Summer Salads

11 Aug

Featuring fresh summer ingredients with minimal cooking. Love this zucchini ribbon salad- very light and refreshing. Paired w. goat cheese- delicious. There is an abundance of zucchini in the summer and i’ll tell you that the flavor in your dish- is largely dependent on quality of your zucchini- so pick out a good one, medium size and firm is your best. And the joy of summer corn. I love fresh corn, off the cob, quickly sauteed.


Raw Zucchini Ribbon Salad
2 medium zucchini
1 Lemon
Fresh basil, a handful
Parmesan & goat cheese
Olive oil

Shave zucchini into ribbons w. vegetable peeler. Drizzle w. olive oil and juice of lemon. Chop a handful of basil. Sprinkle w. sea salt & pepper. Mix up.

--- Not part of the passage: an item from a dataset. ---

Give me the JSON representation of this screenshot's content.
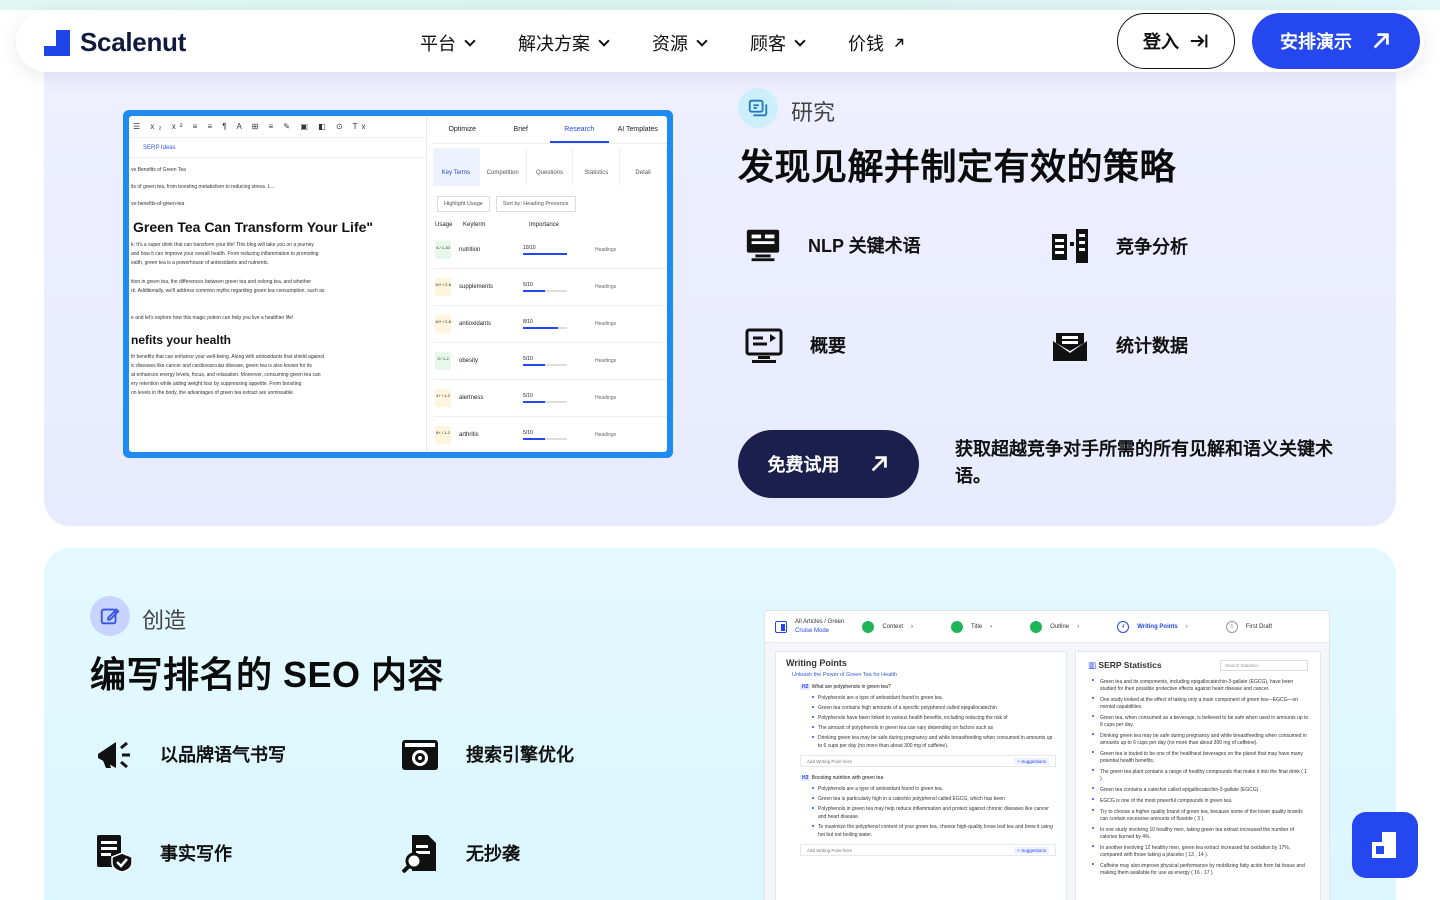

Top w. cheese.


Corn Basil Salad– from Bon Appetit
6 husks of corn
5 tablespoons olive oil
1 tablespoon finely chopped garlic
1/2 cup (packed) basil
5 plum tomatoes (seeded- taking out middle oozy part- this makes the salad less watery)
3 tablespoons balsamic vinegar

Husk the corn. Take a serrated knife and cut raw kernels off over a big bowl. Heat 2 tablespoons of olive oil in skillet over medium high heat.  Add garlic, saute 1 minute. Add corn and cook another 5 minutes. Take off heat, add half the basil.Transfer back to big bowl, cooling slightly. Add rest of tomatoes, basil, vinegar and rest of basil. Season w. salt & pepper.